AKO CASTUERA
1ST ED. 2023 
Ceramic Houses & Earth Architecture: How to Build Your Own
Nader Khalili 

Ceramic Houses also explores the theme of people and land belonging to each other in mutuality that is engaged with in Our Sacred Waters: Theorizing Kuuyam as a Decolonial Possibility. There is much information about architecture, displacement, tradition, engineering, and creating resourcefully. Beautiful diagrams are side-by-side with anecdotes from a teacher traveling with an international group of students through Iran. Building on thoughtful observation of resources, tradition, and engineering principles, this book bridges an unexpected connection between ceramics and housing as a human right.

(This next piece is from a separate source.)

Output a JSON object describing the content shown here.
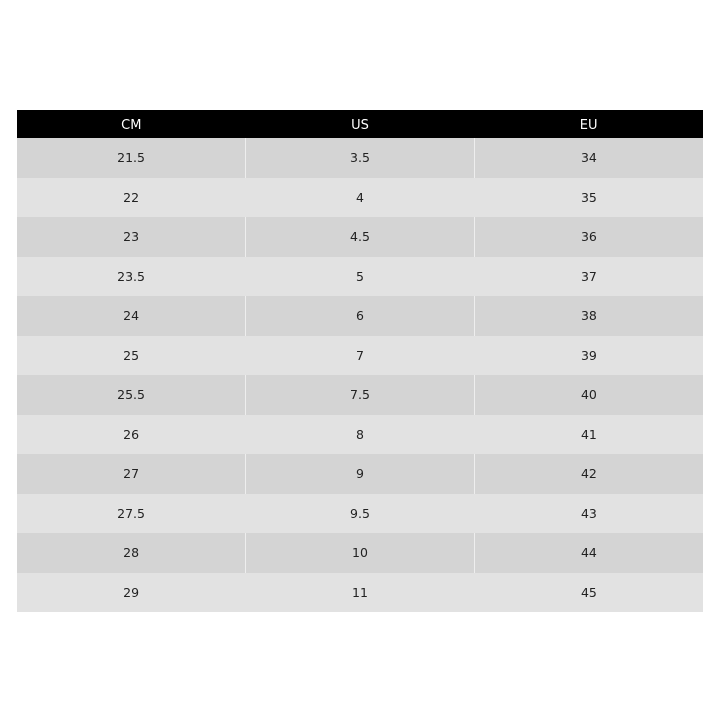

Our Sacred Waters: Theorizing Kuuyam as a Decolonial Possibility 
Charles Sepulveda, from Decolonization: Indigineity, Education & Society, Vol. 7 No. 1 (2018): Indigenous Peoples and the Politics of Water 

This essay is filled with hard truths and generous possibility. Written by a scholar with familial roots in the earliest human emergence along the riparian ecosystem known as the Santa Ana River in Southern California, this piece asserts belonging to the relationship between water and soil and all the living beings among them. Through oral family history and documented historical accounts, the life of the river is made vivid and tangible, as is the abuse wrought upon the people and place under colonization. This essay changed the way I move through this land I was born and raised on, and moved me towards the heart of my practice with soil. Thanks to the Native people who have stewarded their land, knowledge and relationships into the present. I have a path as kuuyam/guest with a mandate to assist in the restoration of health to the land and people. 

The Girl With the White Flag 
Tomiko Higa 

‘The Girl With the White Flag’ is an autobiographical account of childhood survival during the battle of Okinawa. Tomiko Higa was 5 years old when she was separated from her family, and while bombs rained down on the island, Tomiko sought safety, sustenance, and companionship among the non-human beings she was raised in familiarity with.

I am Uchinaanchu (Okinawan), and it has been difficult for me to access narratives translated to English that provided me with the specificity this book is filled with. The land and people of the Ryukyu (Okinawan) islands are stereotypically defined through a lens of conquest and empire, but this text offers self-definition through relationships to land and nature, which is an important component of my practice with clay. There is agony and magic in this amazing account, and it impacted the shape of my life.